Mohamed Bahnas, a dear friend, talented painter, poet and musician, froze to death this week on Cairo's streets, homeless, and isolated but from the clutter of contradictions that kept his mind ever alert. Born in Omdurman in 1972, Bahnas found refuge in artistic expression from an early age. The profession he sought most though was life itself. He chased it in the 'araki' quarters of Khartoum, the mosques of Omdurman, the conversations of the tired intellectuals of the capital, the glare of Paris and Berlin, in the company of friends and the faces of strangers.
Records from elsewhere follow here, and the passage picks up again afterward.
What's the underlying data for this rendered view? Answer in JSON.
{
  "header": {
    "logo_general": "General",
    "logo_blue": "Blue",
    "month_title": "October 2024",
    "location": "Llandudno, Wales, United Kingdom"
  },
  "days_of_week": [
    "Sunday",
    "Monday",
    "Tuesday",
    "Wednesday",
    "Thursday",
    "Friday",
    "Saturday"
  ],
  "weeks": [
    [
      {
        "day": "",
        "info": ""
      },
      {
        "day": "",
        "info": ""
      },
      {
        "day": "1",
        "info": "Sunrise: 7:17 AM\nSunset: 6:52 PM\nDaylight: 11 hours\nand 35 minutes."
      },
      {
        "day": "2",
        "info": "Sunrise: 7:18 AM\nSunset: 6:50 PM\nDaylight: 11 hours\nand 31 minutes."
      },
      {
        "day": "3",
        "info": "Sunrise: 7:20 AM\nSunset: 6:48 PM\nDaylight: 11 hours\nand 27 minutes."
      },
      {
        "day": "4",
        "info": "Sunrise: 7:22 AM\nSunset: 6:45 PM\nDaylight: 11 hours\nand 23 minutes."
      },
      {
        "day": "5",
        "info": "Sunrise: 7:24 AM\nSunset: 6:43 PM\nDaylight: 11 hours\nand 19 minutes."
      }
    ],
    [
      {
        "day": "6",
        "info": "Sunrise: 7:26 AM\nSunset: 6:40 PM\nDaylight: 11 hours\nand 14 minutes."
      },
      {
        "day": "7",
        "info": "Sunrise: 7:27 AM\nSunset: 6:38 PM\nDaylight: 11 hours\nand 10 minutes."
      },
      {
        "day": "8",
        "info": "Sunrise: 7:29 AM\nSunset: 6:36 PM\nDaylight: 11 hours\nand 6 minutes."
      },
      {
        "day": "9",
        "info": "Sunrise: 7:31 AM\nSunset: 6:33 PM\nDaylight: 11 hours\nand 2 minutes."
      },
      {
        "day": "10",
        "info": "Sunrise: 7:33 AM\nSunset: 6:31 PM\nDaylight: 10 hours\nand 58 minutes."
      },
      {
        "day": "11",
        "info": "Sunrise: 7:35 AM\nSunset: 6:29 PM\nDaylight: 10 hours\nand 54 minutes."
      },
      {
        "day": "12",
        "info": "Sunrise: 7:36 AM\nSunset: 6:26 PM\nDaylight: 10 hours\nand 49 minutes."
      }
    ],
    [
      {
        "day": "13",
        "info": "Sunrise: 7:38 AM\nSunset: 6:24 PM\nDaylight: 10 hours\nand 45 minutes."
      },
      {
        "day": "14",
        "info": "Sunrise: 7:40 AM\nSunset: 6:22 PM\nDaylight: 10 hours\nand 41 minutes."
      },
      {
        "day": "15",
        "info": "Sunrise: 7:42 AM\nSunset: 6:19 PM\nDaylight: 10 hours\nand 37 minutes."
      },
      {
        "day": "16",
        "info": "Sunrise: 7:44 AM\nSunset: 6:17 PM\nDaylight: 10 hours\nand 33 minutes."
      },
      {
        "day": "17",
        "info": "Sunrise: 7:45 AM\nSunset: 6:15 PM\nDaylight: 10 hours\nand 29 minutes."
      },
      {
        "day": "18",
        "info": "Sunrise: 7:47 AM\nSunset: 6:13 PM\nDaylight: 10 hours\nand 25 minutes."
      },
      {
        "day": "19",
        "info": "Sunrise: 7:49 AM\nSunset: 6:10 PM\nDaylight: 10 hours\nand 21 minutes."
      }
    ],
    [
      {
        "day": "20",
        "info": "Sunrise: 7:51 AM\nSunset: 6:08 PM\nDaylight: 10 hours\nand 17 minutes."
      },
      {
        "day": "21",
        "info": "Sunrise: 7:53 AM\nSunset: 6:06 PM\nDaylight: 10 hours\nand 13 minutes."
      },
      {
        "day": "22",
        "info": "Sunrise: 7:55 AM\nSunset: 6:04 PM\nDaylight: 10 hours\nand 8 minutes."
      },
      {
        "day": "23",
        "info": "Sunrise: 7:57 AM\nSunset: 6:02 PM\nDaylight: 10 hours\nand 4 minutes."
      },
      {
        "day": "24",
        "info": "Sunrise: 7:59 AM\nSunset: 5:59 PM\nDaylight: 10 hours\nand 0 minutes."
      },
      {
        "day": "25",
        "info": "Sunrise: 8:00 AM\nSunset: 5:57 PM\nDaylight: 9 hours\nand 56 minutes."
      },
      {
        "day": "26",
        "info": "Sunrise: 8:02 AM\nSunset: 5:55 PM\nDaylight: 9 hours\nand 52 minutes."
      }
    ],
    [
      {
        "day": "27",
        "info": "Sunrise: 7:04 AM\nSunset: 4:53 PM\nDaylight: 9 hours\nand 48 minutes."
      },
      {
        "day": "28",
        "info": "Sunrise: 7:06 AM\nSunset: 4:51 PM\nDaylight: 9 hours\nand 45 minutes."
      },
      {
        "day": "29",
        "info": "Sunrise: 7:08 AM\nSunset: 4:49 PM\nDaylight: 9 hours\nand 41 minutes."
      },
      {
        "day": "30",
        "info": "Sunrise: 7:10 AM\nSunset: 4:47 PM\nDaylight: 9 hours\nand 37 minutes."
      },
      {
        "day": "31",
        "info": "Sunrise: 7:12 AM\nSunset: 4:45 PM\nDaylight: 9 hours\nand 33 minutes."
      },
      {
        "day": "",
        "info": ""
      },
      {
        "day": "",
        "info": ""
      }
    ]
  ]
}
In the meantime, he painted profusely, wrote fresh poetry in a language made from the chatter of the streets turned into eloquent verse with a purpose, he cursed, made friends and enemies, disgusted many, and broke a few hearts. A 'malamati' of his age, Bahnas cycled restlessly between beliefs, convictions and fragmentary philosophical notions without ever finding a mental home as it were.
The last time I saw Bahnas was in December 2012. He sat at a distance from the loud crowd of the Goethe Institut's cafeteria in Khartoum drawing a self-portrait. We exchanged the usual greetings and then drifted into a full-blown discussion of 'Islamic' morality. He had just returned from a lengthy 'khalwa' committed to a form of mystical belief that he could not well explain. He corrected his sentences as he spoke unsatisfied with the shadows cast by his words, dropping one for a close synonym as he explored clarity in vain. Failing to reach consensus we exhanged jokes, laughed and drank the habitual teas of Khartoum's evenings as old friends just do. All the while he added a line and another to his drawing.
The self-portrait I did not see completed, but I suppose he has just delivered his last drawing to the world, his own body flung on a Cairo street, resting forever in the cold of night. I have only words to mourn you ya my friends, farwell.